Members Advice: Support after a baby's death

  • Print

PSP members offer advice for dealing and supporting a loved one who lost a child.

dad-1716160 640

 

As a member writes:

My brother's 4 day old baby died yesterday after being in NICU. Today, he and his wife will head home. She had a c-section so is also dealing with recovering from surgery. We are looking for ways to support them.  We are heading over to their house to ensure that the first thing they don't see when they walk in is the empty stroller in the living room. I want to help my family be balanced about how much they hide all the baby stuff while being respectful of the need for the parents to not have it in their face. Any ideas for support, things to bring to them, books, websites, etc. would be appreciated.

 

Responses:

"My cousins had this experience a couple of years ago and handled it very proactively and I'd be happy to put anyone going through this in touch with them after getting their ok, but I recall that my cousin pumped and donated her breast milk for perhaps as long as a year to help other mothers who couldn't pump or produce milk and it helped her feel like something good was coming out of what happened. She donated thru an organization whose name escapes me but I can ask [see PSP's article about how to donate breast milk]. They also joined other groups that have other members dealing with these experiences so they didn't feel so alone. and they marked their son's birthday and are honoring him in so many ways another part of their issue was dealing with infertility and they may still be grappling with that, and wanting to be parents, so there are a lot of complexities on top of grief for many couples. And of course I'm so so sorry for their loss."
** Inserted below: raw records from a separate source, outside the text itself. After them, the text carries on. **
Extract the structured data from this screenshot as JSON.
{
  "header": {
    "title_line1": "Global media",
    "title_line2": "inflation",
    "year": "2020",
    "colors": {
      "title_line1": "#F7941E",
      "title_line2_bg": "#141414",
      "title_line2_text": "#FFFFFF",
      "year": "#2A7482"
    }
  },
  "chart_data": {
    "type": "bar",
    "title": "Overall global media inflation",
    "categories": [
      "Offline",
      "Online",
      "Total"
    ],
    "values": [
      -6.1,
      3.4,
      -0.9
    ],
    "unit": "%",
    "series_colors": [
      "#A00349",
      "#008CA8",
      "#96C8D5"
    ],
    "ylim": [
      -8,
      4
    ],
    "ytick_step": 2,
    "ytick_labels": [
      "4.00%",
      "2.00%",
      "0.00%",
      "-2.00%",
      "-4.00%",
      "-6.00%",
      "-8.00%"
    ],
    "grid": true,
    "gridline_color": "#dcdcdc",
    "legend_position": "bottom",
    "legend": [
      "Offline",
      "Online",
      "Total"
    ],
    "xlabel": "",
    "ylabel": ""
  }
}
"I'm so, so sorry your brother and his wife are going through this. Here's one resource." [see PSP's article about support and resources available].

"First, I'm so sorry for your family's loss. Your brother and SIL must be hurting terribly.   I have several close friends who have dealt with the devastating loss of a baby through stillbirth, prematurity, and full-term newborn loss. All of them have said that they actually welcomed discussion of the baby and were upset by too much avoidance on the part of family and friends. This was the case regardless of religious belief or lack thereof; whether the baby was named and formally put to rest or not. Needing acknowledgment of the existence of the life and loss was universal.   Talk with them -- more than once, since the grieving evolves -- about what they want in this regard and urge others to do the same.
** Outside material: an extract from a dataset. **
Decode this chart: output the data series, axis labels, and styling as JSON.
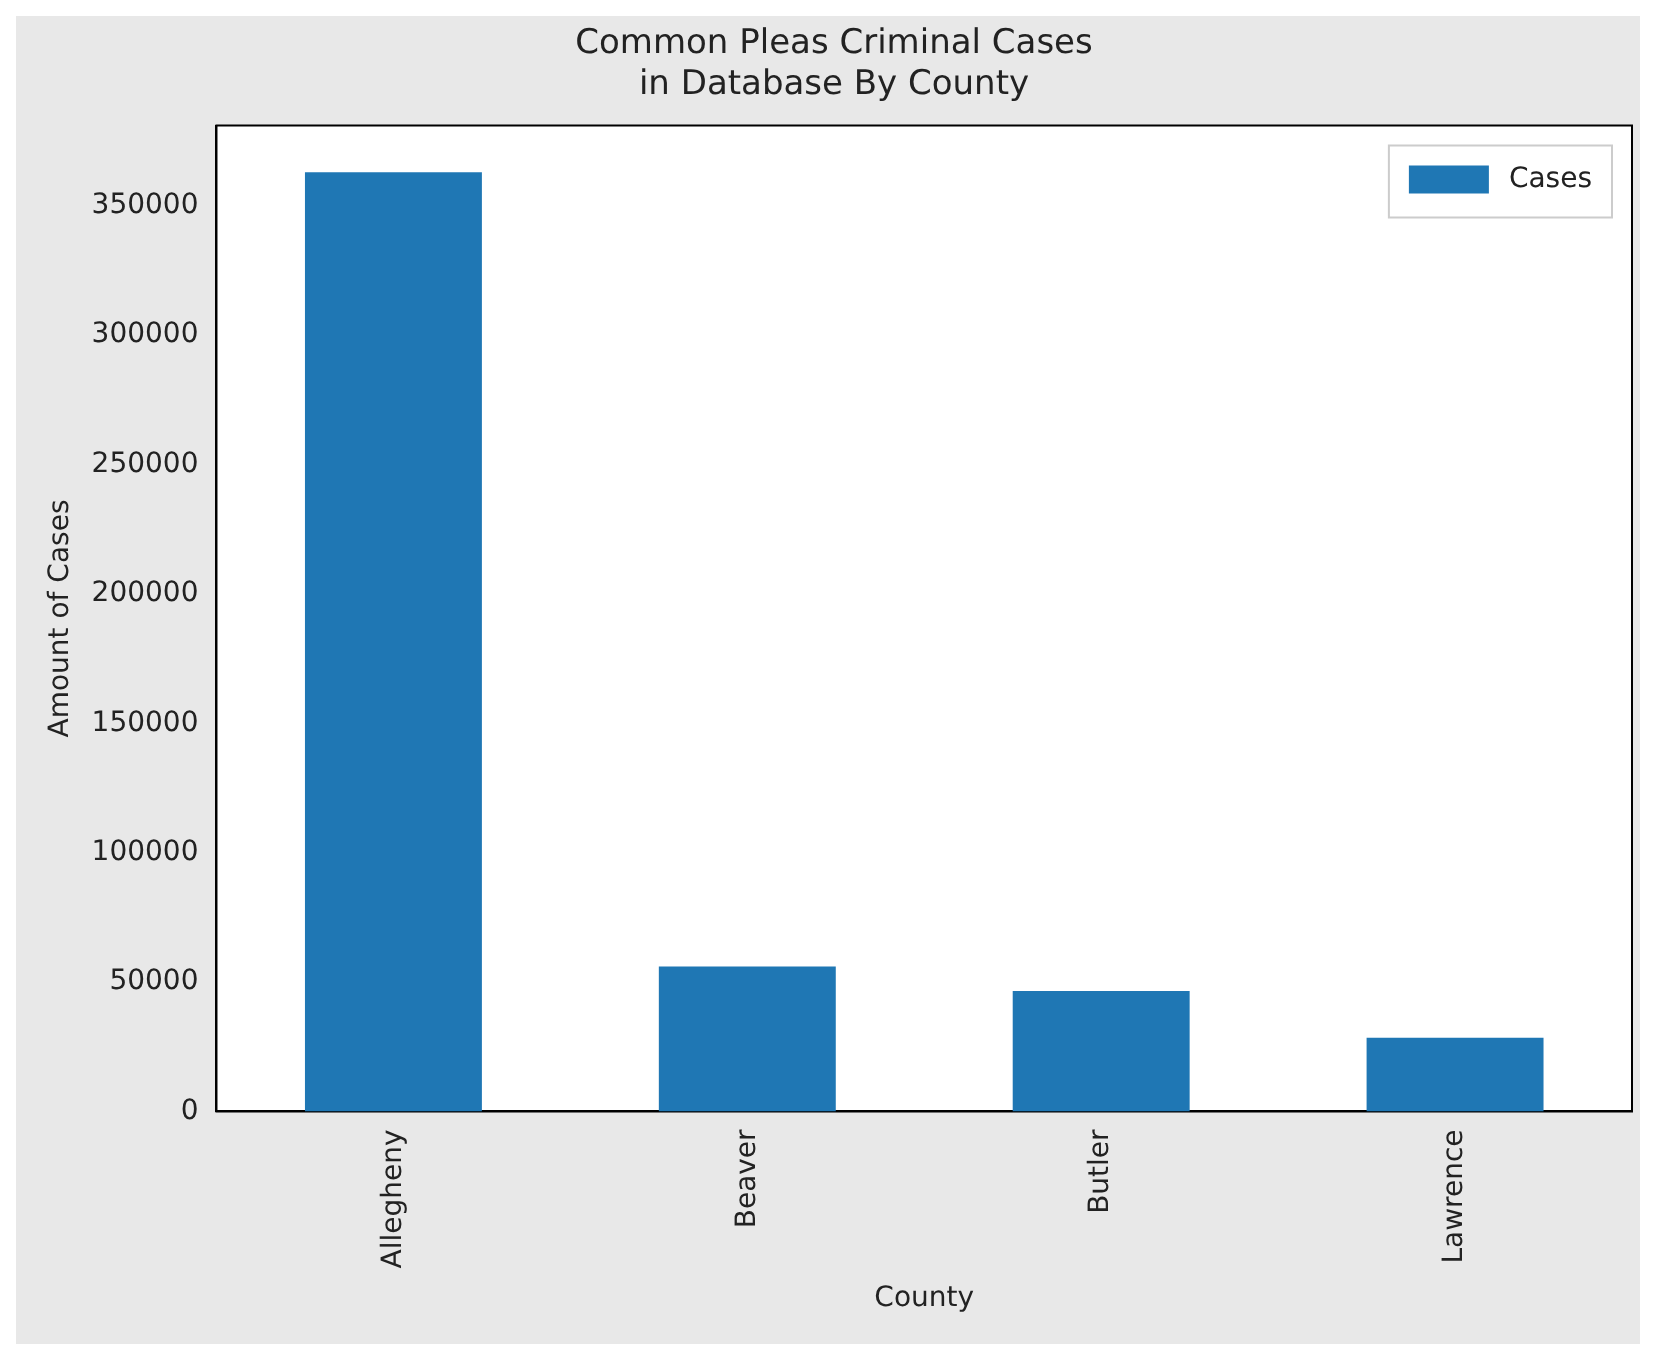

"Our babies just got home from NICU -- thank goodness, but I did find an organization during our stay that I believe can help. Please check out Graham's Foundation. They support bereavement post premie loss and NICU stays. Their peer support helped me the most vs the hospital services.
I also found the social workers at NICU to be helpful. The therapists were good too. Additionally, despite being a skeptic, I also really enjoyed pastoral counseling and felt they aided me a lot during my in-patient stay. I am so sorry. It doesn't mean much, but both me and my babies were on death's door. It is only through luck we are here."